Hooker was appointed Jan. 26, 1863; and Burnside, with a few earnest words, took leave of the army.
The troops received their new chief with a heartiness and confidence, which, since McClellan’s re-instatement, had not been equalled. Hooker was to all the soul and embodiment of the growth and history of this weather-beaten Army of the Potomac. And the salutary changes he at once began to make,—for Hooker never lacked the power of organization,—were accepted with alacrity; and a spirit of cheerful willingness succeeded speedily to what had been almost a defiant obedience.
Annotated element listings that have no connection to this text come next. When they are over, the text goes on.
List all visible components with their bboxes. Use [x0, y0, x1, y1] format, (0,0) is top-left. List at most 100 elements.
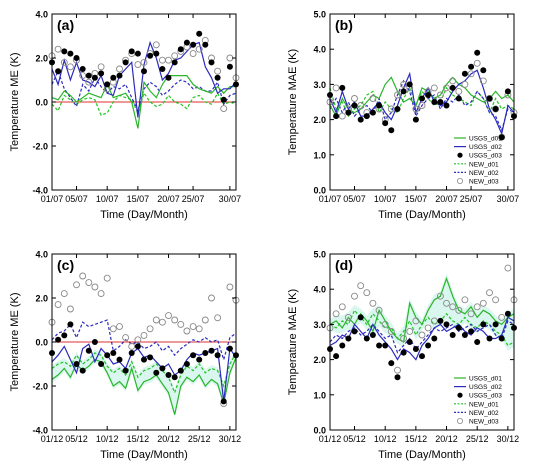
series-point-NEW_d03 [436, 91, 444, 99]
series-point-USGS_d03 [333, 113, 340, 120]
x-tick-label: 20/07 [157, 194, 180, 204]
series-point-USGS_d03 [190, 41, 197, 48]
series-point-NEW_d03 [338, 303, 346, 311]
series-line-USGS_d01 [329, 276, 515, 343]
band-highlight [330, 273, 514, 351]
series-point-USGS_d03 [79, 66, 86, 72]
x-tick-label: 10/07 [374, 194, 397, 204]
y-tick-label: 2.0 [313, 115, 326, 125]
series-point-USGS_d03 [412, 346, 419, 352]
series-point-USGS_d03 [437, 99, 444, 105]
series-point-USGS_d03 [437, 317, 444, 324]
series-point-USGS_d03 [134, 343, 141, 350]
series-point-USGS_d03 [165, 74, 172, 81]
series-point-NEW_d03 [116, 65, 123, 73]
series-point-USGS_d03 [177, 367, 184, 374]
x-tick-label: 10/07 [96, 194, 119, 204]
series-point-NEW_d03 [220, 105, 228, 113]
series-point-USGS_d03 [104, 81, 111, 88]
series-point-NEW_d03 [189, 50, 197, 58]
series-point-USGS_d03 [369, 109, 376, 116]
series-point-NEW_d03 [412, 317, 420, 325]
series-point-NEW_d03 [122, 334, 130, 342]
x-tick-label: 05/07 [343, 194, 366, 204]
series-point-NEW_d03 [387, 105, 395, 113]
panel-a: -4.0 -2.0 0.0 2.0 4.0 01/07 05/07 10/07 15/07 20/… [9, 10, 241, 222]
series-point-USGS_d03 [504, 88, 511, 95]
series-point-NEW_d03 [443, 299, 450, 307]
series-point-USGS_d03 [406, 81, 413, 88]
legend-label: NEW_d01 [469, 401, 499, 408]
y-tick-label: 0.0 [35, 98, 48, 108]
series-point-USGS_d03 [388, 360, 395, 367]
series-point-USGS_d03 [98, 70, 105, 77]
series-point-NEW_d03 [109, 325, 117, 333]
series-point-USGS_d03 [431, 335, 438, 342]
series-point-NEW_d03 [412, 105, 420, 113]
series-point-USGS_d03 [61, 48, 68, 55]
panel-c: -4.0 -2.0 0.0 2.0 4.0 01/12 05/12 10/12 15/12 20/… [9, 250, 241, 462]
series-line-NEW_d02 [51, 319, 237, 362]
series-point-NEW_d03 [134, 61, 142, 69]
series-line-NEW_d01 [51, 91, 237, 116]
series-point-USGS_d03 [183, 39, 190, 46]
series-point-USGS_d03 [128, 48, 135, 55]
series-point-NEW_d03 [461, 80, 469, 88]
series-line-USGS_d01 [51, 75, 236, 129]
series-point-NEW_d03 [449, 77, 457, 85]
series-point-NEW_d03 [152, 41, 160, 49]
series-point-USGS_d03 [382, 342, 389, 349]
series-point-NEW_d03 [214, 67, 222, 75]
legend-label: USGS_d01 [469, 136, 502, 143]
series-point-USGS_d03 [406, 339, 413, 345]
series-point-NEW_d03 [85, 279, 93, 287]
series-point-USGS_d03 [504, 310, 511, 317]
series-point-NEW_d03 [66, 63, 74, 71]
series-point-USGS_d03 [110, 350, 117, 356]
series-line-NEW_d02 [329, 320, 515, 354]
series-point-USGS_d03 [455, 324, 462, 331]
legend-label: NEW_d02 [469, 170, 499, 177]
series-point-NEW_d03 [140, 58, 148, 66]
y-axis-label: Temperature ME (K) [9, 52, 21, 151]
x-tick-label: 30/12 [219, 434, 242, 444]
series-point-USGS_d03 [165, 372, 172, 378]
y-tick-label: 5.0 [313, 250, 326, 260]
series-point-NEW_d03 [461, 296, 469, 304]
y-tick-label: 0.0 [313, 426, 326, 436]
series-point-USGS_d03 [202, 350, 209, 356]
series-point-USGS_d03 [351, 102, 358, 109]
series-point-USGS_d03 [339, 84, 346, 91]
series-point-USGS_d03 [91, 339, 98, 345]
series-point-NEW_d03 [492, 296, 500, 304]
x-tick-label: 10/12 [374, 434, 397, 444]
series-point-NEW_d03 [85, 78, 93, 86]
series-point-NEW_d03 [430, 84, 438, 92]
series-point-USGS_d03 [412, 116, 419, 123]
y-tick-label: 2.0 [313, 355, 326, 365]
series-point-USGS_d03 [363, 113, 370, 120]
series-point-NEW_d03 [443, 84, 450, 92]
series-point-USGS_d03 [153, 369, 160, 376]
series-point-NEW_d03 [152, 316, 160, 324]
legend-label: NEW_d01 [469, 161, 499, 168]
series-point-USGS_d03 [177, 46, 184, 53]
panel-b: 0.0 1.0 2.0 3.0 4.0 5.0 01/07 05/07 10/07 15/07 20… [287, 10, 519, 222]
series-point-USGS_d03 [345, 109, 352, 116]
series-point-NEW_d03 [363, 289, 371, 297]
series-point-USGS_d03 [220, 398, 227, 405]
series-point-NEW_d03 [332, 84, 340, 92]
series-point-NEW_d03 [375, 306, 383, 314]
series-point-USGS_d03 [171, 59, 178, 66]
series-point-USGS_d03 [400, 88, 407, 95]
series-point-NEW_d03 [60, 58, 68, 66]
series-point-USGS_d03 [116, 72, 123, 79]
series-point-NEW_d03 [171, 52, 179, 60]
series-point-USGS_d03 [425, 92, 432, 98]
series-point-NEW_d03 [338, 112, 346, 120]
series-point-NEW_d03 [79, 272, 87, 280]
series-point-USGS_d03 [122, 59, 129, 66]
series-point-NEW_d03 [344, 313, 352, 321]
plot-area [330, 254, 514, 430]
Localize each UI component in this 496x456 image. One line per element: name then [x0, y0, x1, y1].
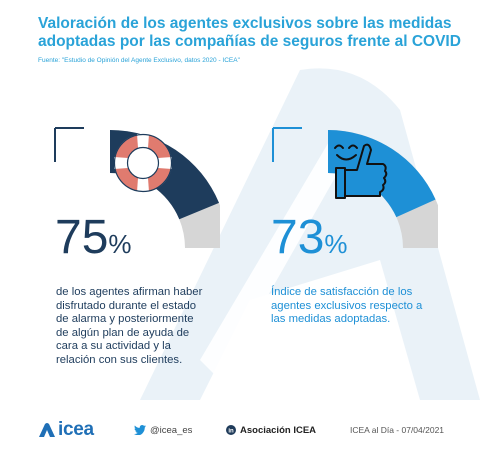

The army was in a lamentably low state of efficiency. Politics mingled with camp duties; and the disaffection of officers and men, coupled with an entire lack of confidence in the ability of the Army of the Potomac to accomplish any thing, were pronounced. Desertions occurred at the rate of two hundred a day, facilitated by relatives, who sent from home civilian clothing to soldiers at the front. Hooker states that he found 2,922 officers, and 81,964 enlisted men, entered as absent on the rolls of the army, a large proportion from causes unknown. Sharp and efficient measures were at once adopted, which speedily checked this alarming depletion of the ranks. Furloughs in reasonable quantity were allowed to deserving men and a limited number of officers. Work was found for the rank and file in drill and outpost duty sufficient to prevent idle habits. The commissariat was closely watched, and fresh rations more frequently issued, which much improved the health of the army. The system of picket-duty was more thoroughly developed, and so vigilantly carried out as to impress its importance upon, as well as teach its details to, the troops.
The cavalry, hitherto distributed by regiments throughout the army, was now consolidated into one corps, and from this time became a valuable element in the service, for it daily grew in efficiency. And such opportunities of doing field-work as a body were afforded it as circumstances allowed.
The grand divisions of Burnside were abolished, and the army divided into seven infantry corps.